My church is not the large gathering of believers that fill the sanctuary every Sunday morning but, rather, the small group of couples we meet with on a weekly basis in one of our homes. We have belonged to one of these small groups off and on (mostly on), since our kiddos were littles. The nature of the groups has evolved over the years and people have come and gone. The names have been changed to protect the innocent. The demographic was whatever stage of life we were at.
When our kids were young, the couples in our group had young children also. I can remember nights where everyone brought thier littles and we banished them to the basement with the dog and some junk food never to be heard from again until their parents called them to surface because they were leaving. It’s a school night you know.
Every summer we would gather together for a camping trip. Those camping trips were delightful and great memories were made. The guys (I mean the men….the dads) chasing each other around the campsite with rubber tubing full of water, hidden under their clothes, spraying any unsuspecting camper (in our midst) who might be reading or relieving themselves or just innocently roasting a marshmallow around the campfire. We had a complex system of tarps set up between all the sites in case it rained (when didn’t it?). The moms would spend the week prior baking and then we would all share the spoils with other families. One year we had a campsite decorating contest. One family decorated their trailer like a gingerbread house. One lucky family had a motor home with a heater while the rest of us froze in our tents on the cold ground. There were no hard feelings. Well not much.
We celebrated all the special events just like the new testament church, sharing our food and our resources. We prayed for all the tribulations as well. We actually had a family whose Mr. had to go to prison, we saw the wife and kids through that. We had another family find out their husband and father had some very secret and dangerous pathologies. We prayed each other through brain tumors , job losses, childhood diseases and accidents, education choices, pregnancies, birth defects, divorces, death of parents and every other manner of struggles such as are common to mankind. We blessed the less fortunate whenever possible and we always involved our kids so they would learn what charity and compassion is. We weren’t entirely successful.
There were a few years when our group kind of disintegrated and people moved on to other phases of life or different church bodies or left the city entirely. I must say that our lives felt much more onerous and we did some serious falling apart during those lonely years. As Barbra Streisand sang “people who need people are the luckiest people in the world”. I have found that to be so true.

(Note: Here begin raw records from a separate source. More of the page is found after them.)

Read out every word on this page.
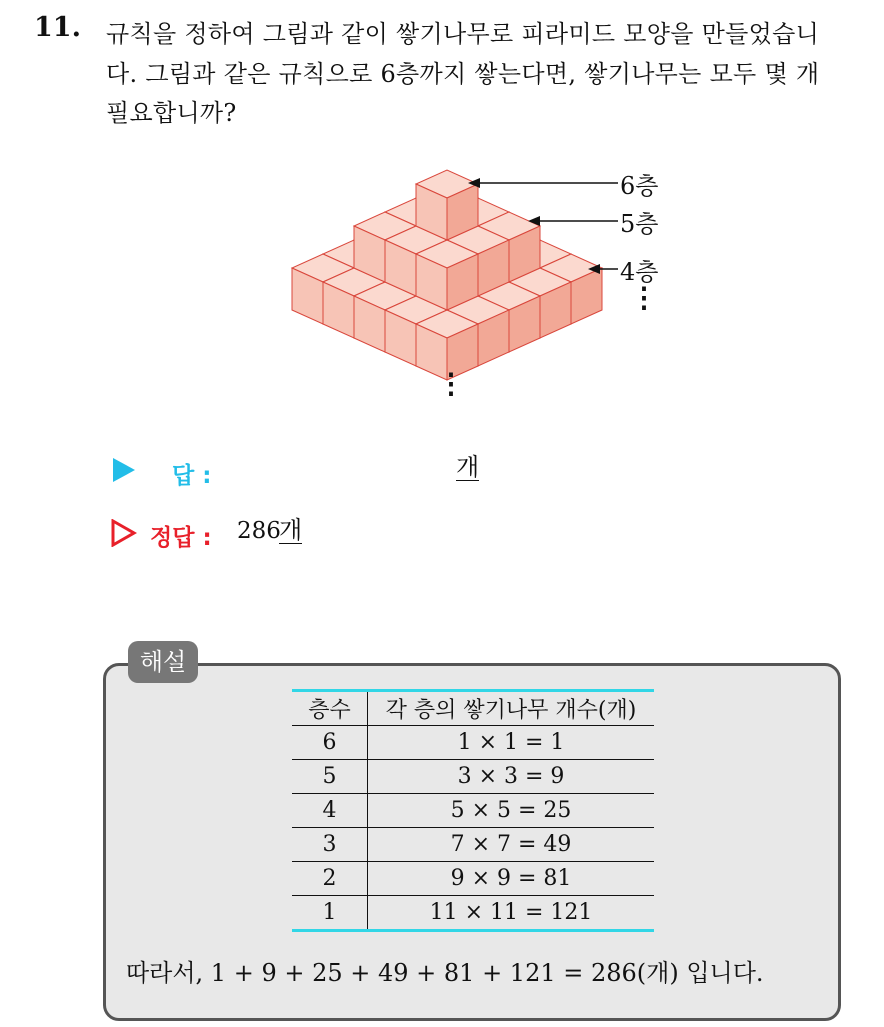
11. 규칙을 정하여 그림과 같이 쌓기나무로 피라미드 모양을 만들었습니
다. 그림과 같은 규칙으로 6층까지 쌓는다면, 쌓기나무는 모두 몇 개
필요합니까?
6층
5층
4층
⋮
⋮
답 :	개
정답 : 286
개
해설
층수	각 층의 쌓기나무 개수(개)
6	1 × 1 = 1
5	3 × 3 = 9
4	5 × 5 = 25
3	7 × 7 = 49
2	9 × 9 = 81
1	11 × 11 = 121
따라서, 1 + 9 + 25 + 49 + 81 + 121 = 286(개) 입니다.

As we navigated our particular journey, the Lord led us to another community of believers and due to the massive gathering of people here we realized that we needed the intimacy of a smaller group of friends, so we began the hunt for the ‘just right’ group of couples once again. We are a motley crew tied together by our faith in Christ. We may not have befriended these particular people on our own but under the umbrella of our small group, we fit well. We have shared our stories with each other week after week and are humbled by how ‘the same’ we really are. In this new group (10 years old now) , all of our kids are grown and we are facing aging and retirement and grand-parenting. Some of us would like to retire but can’t. Some of us would like to grandparent but haven’t had that opportunity. Some of us are just trying to keep our adult kids from imploding. Some of us our just trying to keep ourselves out of financial ruin. Some of us are dealing with health issues that threaten our very existence. We have become extremely vulnerable with group of ‘friends become family’.
We bond as we pray and share the challenges our adult families are facing. Frequently we break bread together and a party breaks out. We share advice and mentor or encourage whomever is needing it most. We have provided meals for anyone in the group who is undergoing medical or financial stresses. We have walked some dear friends through deep loss. Some of us have holidayed together. Some of us have made salsa together. Some of have gone on motorcycle trips together. We have attended the weddings of each other’s kids. Many of us have become grandparents. We frequently turn our gatherings into social events and there is nothing wrong with that. We study the nuances of God’s word together and endeavor to figure out what it all means and how He meant for it to be applied to our lives in the here and now. We glean the wisdom each has in their areas of experience. We learn from each other and we encourage each other. We laugh. We cry. We pray. We rejoice. We celebrate. We empathize. We support.
I believe a big factor in bonding with our band of believers are the opportunities we have to serve together. Making meals at a local children’s hospital, packing shoe boxes for kids in 3rd world countries, delivering food hampers to struggling families at Christmas and Easter, blessing one of our own, struggling with cancer, by leaving gifts on their doorstep. Our latest challenge may be trying to do out part in taking care of God’s amazing earth that He has so graciously left us here to steward.
We have a commitment to this group of people because we cherish them. We depend on them. We need them. We love them. And, frankly, I don’t know how we would thrive or survive without them. We are so grateful not to be alone as we journey this crazy, mad, backwards, upside down world.